05-20-2008 08:40 AM - edited 03-05-2019 11:06 PM
Hi,
I had an issue this morning and was wondering if it could be caused by enabling mls qos.
Around 11:18AM after enabling mls qos, the network seemed to have blipped, meaning all communication was lost for about 5-10 seconds.
We have SW1 connected to SW2 via Tengigi and MLS QOS was enabled on SW1 but systems all across both switches inclusing our ip sets seemed to have lost communication all together.
Everything is back to normal now, but was wondering if this is a fact of enabling mls qos on a switch...
05-20-2008 09:14 AM
If you've implemented QoS anywhere in the network and this switch is part of the transit path, enabling mls qos can cause problems if the packet classification isn't the same as the QoS implemented in the other switches.
With QoS disabled in this switch, it will forward the packets as is without applying any QoS tags while if you enable QoS, packet tagging will take place.
HTH,
__
Edison.
05-20-2008 09:19 AM
this is what I have as far as mls qos in my configs:
SW1:
mls ip multicast flow-stat-timer 9
mls aging fast time 16
mls aging long 64
mls aging normal 64
mls flow ip full
no mls flow ipv6
mls nde sender version 5
mls qos
no mls acl tcam share-global
mls cef error action freeze
SW2:
mls ip multicast flow-stat-timer 9
mls aging fast time 16
mls aging long 64
mls aging normal 64
mls flow ip interface-full
no mls flow ipv6
mls nde sender version 5
no mls acl tcam share-global
mls cef error action freeze
Im not sure what most of theses are for, im just starting to look into this now.
05-20-2008 09:17 AM
When you enable MLS QOS globally on a switch, it changes the way all ports on that switch trust cos/dscp.
The switch also changes the queues and how they're used. Without mls qos, all queue RAM is allocated to queue 1 and all cos values map to queue 1 (gigabit interfaces); and all 10/100 interfaces cos values map to queue 1 and use one of the eight minimum-reserve buffers which have a maximum packet size of 100.
Enabling mls qos, by default, causes gigabit interfaces to have 4 queues available, and cos is mapped to one of the four queues as follows: Q1=cos0,1; Q2=cos2,3; Q3=cos4,5; Q4=cos6,7.
(also mapped the same for 10/100 interfaces)
If this SW1 was a very utilized switch with decent traffic and resource utilization, it could have created a minor delay in communication when it had to run processes to begin forwarding the traffic to specific queues based on cos, depending on other switches connected to it.
Without mls qos enabled, the switch passes through all packets, regardless of cos/dscp setting.
When you enable mls qos, the switch sets all egress traffic to dscp 0/cos 0. (not trusted)
Please see the following link for more info:
05-20-2008 09:37 AM
so this means, enabling mls qos on SW2 will ultimately do the same thing?

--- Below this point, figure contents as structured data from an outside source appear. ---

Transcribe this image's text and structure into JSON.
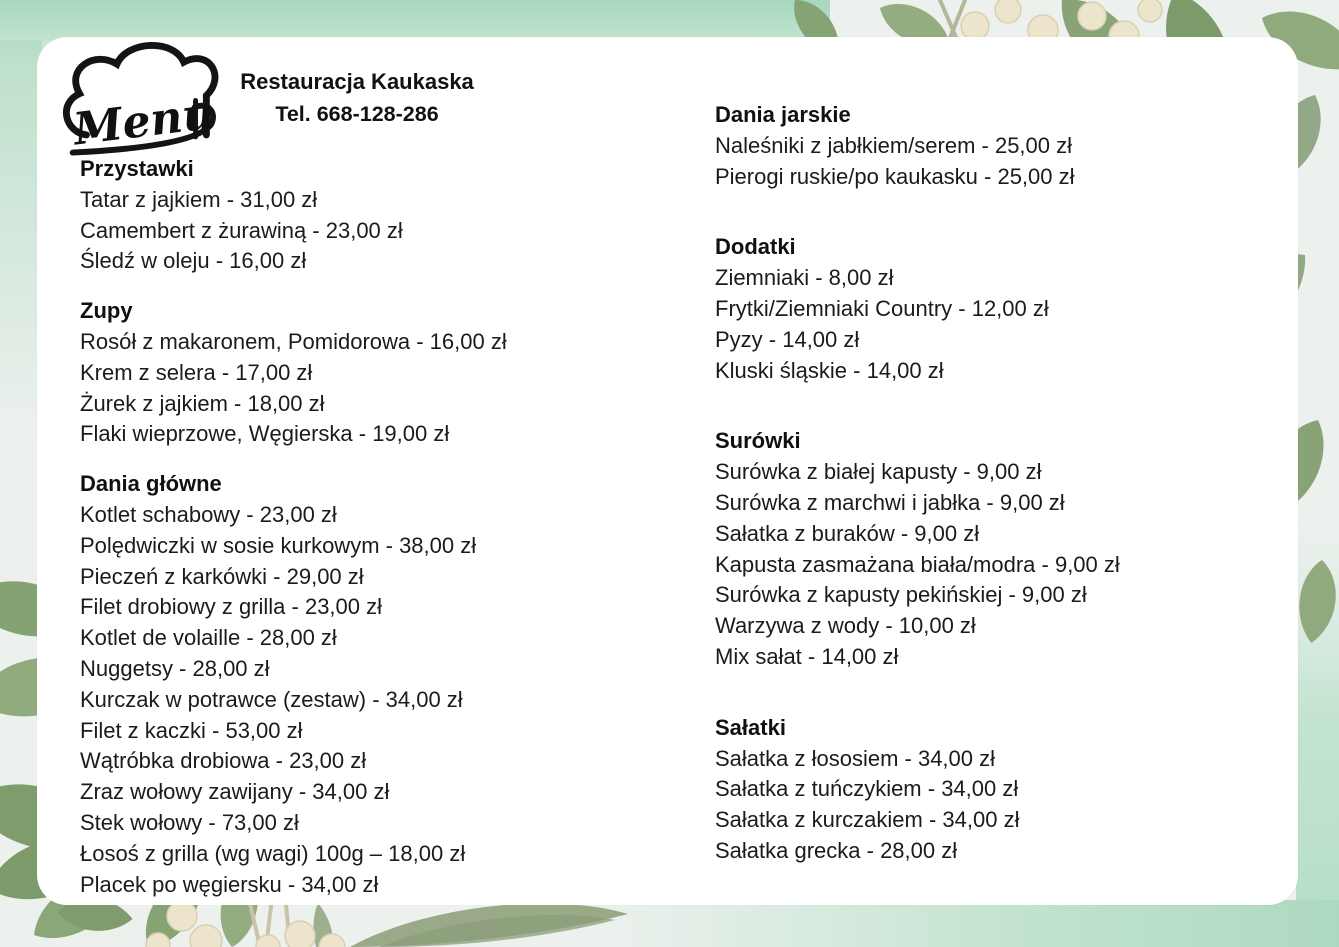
{
  "header": {
    "logo_text": "Menu",
    "restaurant_name": "Restauracja Kaukaska",
    "phone": "Tel. 668-128-286"
  },
  "columns": [
    {
      "sections": [
        {
          "title": "Przystawki",
          "items": [
            "Tatar z jajkiem - 31,00 zł",
            "Camembert z żurawiną - 23,00 zł",
            "Śledź w oleju - 16,00 zł"
          ]
        },
        {
          "title": "Zupy",
          "items": [
            "Rosół z makaronem, Pomidorowa - 16,00 zł",
            "Krem z selera - 17,00 zł",
            "Żurek z jajkiem - 18,00 zł",
            "Flaki wieprzowe, Węgierska - 19,00 zł"
          ]
        },
        {
          "title": "Dania główne",
          "items": [
            "Kotlet schabowy - 23,00 zł",
            "Polędwiczki w sosie kurkowym - 38,00 zł",
            "Pieczeń z karkówki - 29,00 zł",
            "Filet drobiowy z grilla - 23,00 zł",
            "Kotlet de volaille - 28,00 zł",
            "Nuggetsy - 28,00 zł",
            "Kurczak w potrawce (zestaw) - 34,00 zł",
            "Filet z kaczki - 53,00 zł",
            "Wątróbka drobiowa - 23,00 zł",
            "Zraz wołowy zawijany - 34,00 zł",
            "Stek wołowy - 73,00 zł",
            "Łosoś z grilla (wg wagi) 100g – 18,00 zł",
            "Placek po węgiersku - 34,00 zł"
          ]
        }
      ]
    },
    {
      "sections": [
        {
          "title": "Dania jarskie",
          "items": [
            "Naleśniki z jabłkiem/serem - 25,00 zł",
            "Pierogi ruskie/po kaukasku - 25,00 zł"
          ]
        },
        {
          "title": "Dodatki",
          "items": [
            "Ziemniaki - 8,00 zł",
            "Frytki/Ziemniaki Country - 12,00 zł",
            "Pyzy - 14,00 zł",
            "Kluski śląskie - 14,00 zł"
          ]
        },
        {
          "title": "Surówki",
          "items": [
            "Surówka z białej kapusty - 9,00 zł",
            "Surówka z marchwi i jabłka - 9,00 zł",
            "Sałatka z buraków - 9,00 zł",
            "Kapusta zasmażana biała/modra - 9,00 zł",
            "Surówka z kapusty pekińskiej - 9,00 zł",
            "Warzywa z wody - 10,00 zł",
            "Mix sałat - 14,00 zł"
          ]
        },
        {
          "title": "Sałatki",
          "items": [
            "Sałatka z łososiem - 34,00 zł",
            "Sałatka z tuńczykiem - 34,00 zł",
            "Sałatka z kurczakiem - 34,00 zł",
            "Sałatka grecka - 28,00 zł"
          ]
        }
      ]
    }
  ],
  "colors": {
    "card_background": "#ffffff",
    "page_background": "#edf1ee",
    "mint_wash": "#b9dfc9",
    "leaf_green": "#8aa778",
    "leaf_dark": "#7c9a6a",
    "leaf_sage": "#9aaa88",
    "berry_cream": "#ece4cb",
    "text": "#1b1b1b"
  }
}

All this, after TAC telling me this would not affect anything on the network if enabling mll qos...
05-20-2008 10:14 AM
apart from this, I also have Voip phones.

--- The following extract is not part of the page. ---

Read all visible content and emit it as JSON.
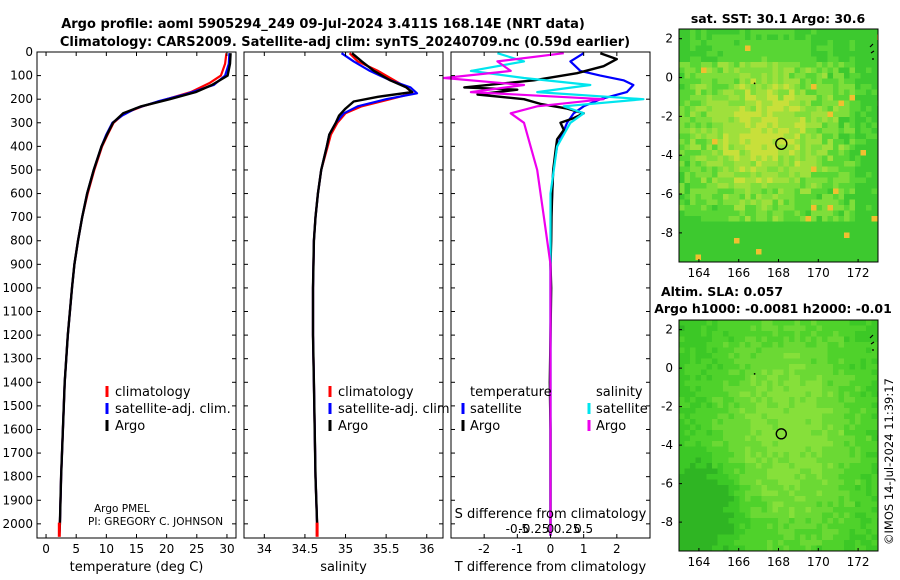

The IP Phones are actually on 3560's connected to the SW1-2-3.
The IP Phones are actually not Cisco, but Mitel.
The Phones are set to COS 6.
What is this config (on earlier message) doing to the packets coming from the phone on Vlan 108? if anything at all.
PC's connected to phones are on Vlan 104.
the ports on the 3560's that have phones and a pc connected to the phone are setup as trunkport native vlan 104.
I want to make sure that voice packets have priority, how can this be done?